All-Star Ingredients: Mid-Summer Produce Picks

In July, farmers’ markets are brimming with a bounty of summer produce. There are herbs in abundance, in addition to cucumbers and all kinds of beautiful berries. Instead of highlighting the usual summer favorites, we’re taking a look at some of this month’s unsung heroes.

We find fresh apricot to be a true summer treat. Dried apricots have a slightly sulfurous flavor, while fresh are sweet with just a hint of sour. This makes them a tad more sophisticated than sweet peaches. Their tender skin is edible (so no need to ever peel) and the pit usually pops out easily when halved. Use apricots in any recipe calling for other stone fruit such as peaches, plums, or nectarines, including the Peach Crumble and the Seared Bacon with Peach Salad on the CHEF iQ App.

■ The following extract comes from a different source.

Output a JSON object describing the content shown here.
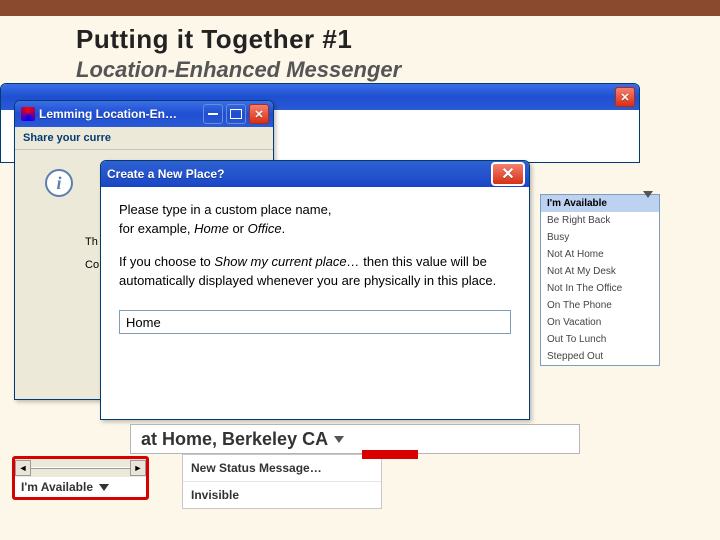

If you buy red bell peppers in the middle of winter, you know they can be a bit pricey. Come summer, however, they are in abundance. Not only that, but your garden, or your neighbor’s garden, will soon be overflowing with chile peppers. Whether you like them hot or sweet, this is the time to indulge. We would be remiss not to mention our delicious recipes for classic Sausage and Peppers and our Mexican take on stuffed peppers.


Swiss Chard 
Because it’s so often lumped into the category of “winter greens,” Swiss chard often gets overlooked as a summertime vegetable. While it’s true that it needs to be planted in the cool of spring, the big, crinkly leaves—often with bright red stems—are harvested in June and July. Heartier than spinach but more tender than kale, chard is usually cooked but can be enjoyed raw. Pro tip: Since the stems take a little longer to cook, prep them and start cooking them before you add the leaves. Swiss chard’s earthy, minerally flavor pairs well with cheese and cream—making it great in a gratin. We also like it with sweet and sour flavors. Swap it for the kale in the Kale and Tofu Quinoa Bowl, which also features miso, rice vinegar, and honey, and see for yourself.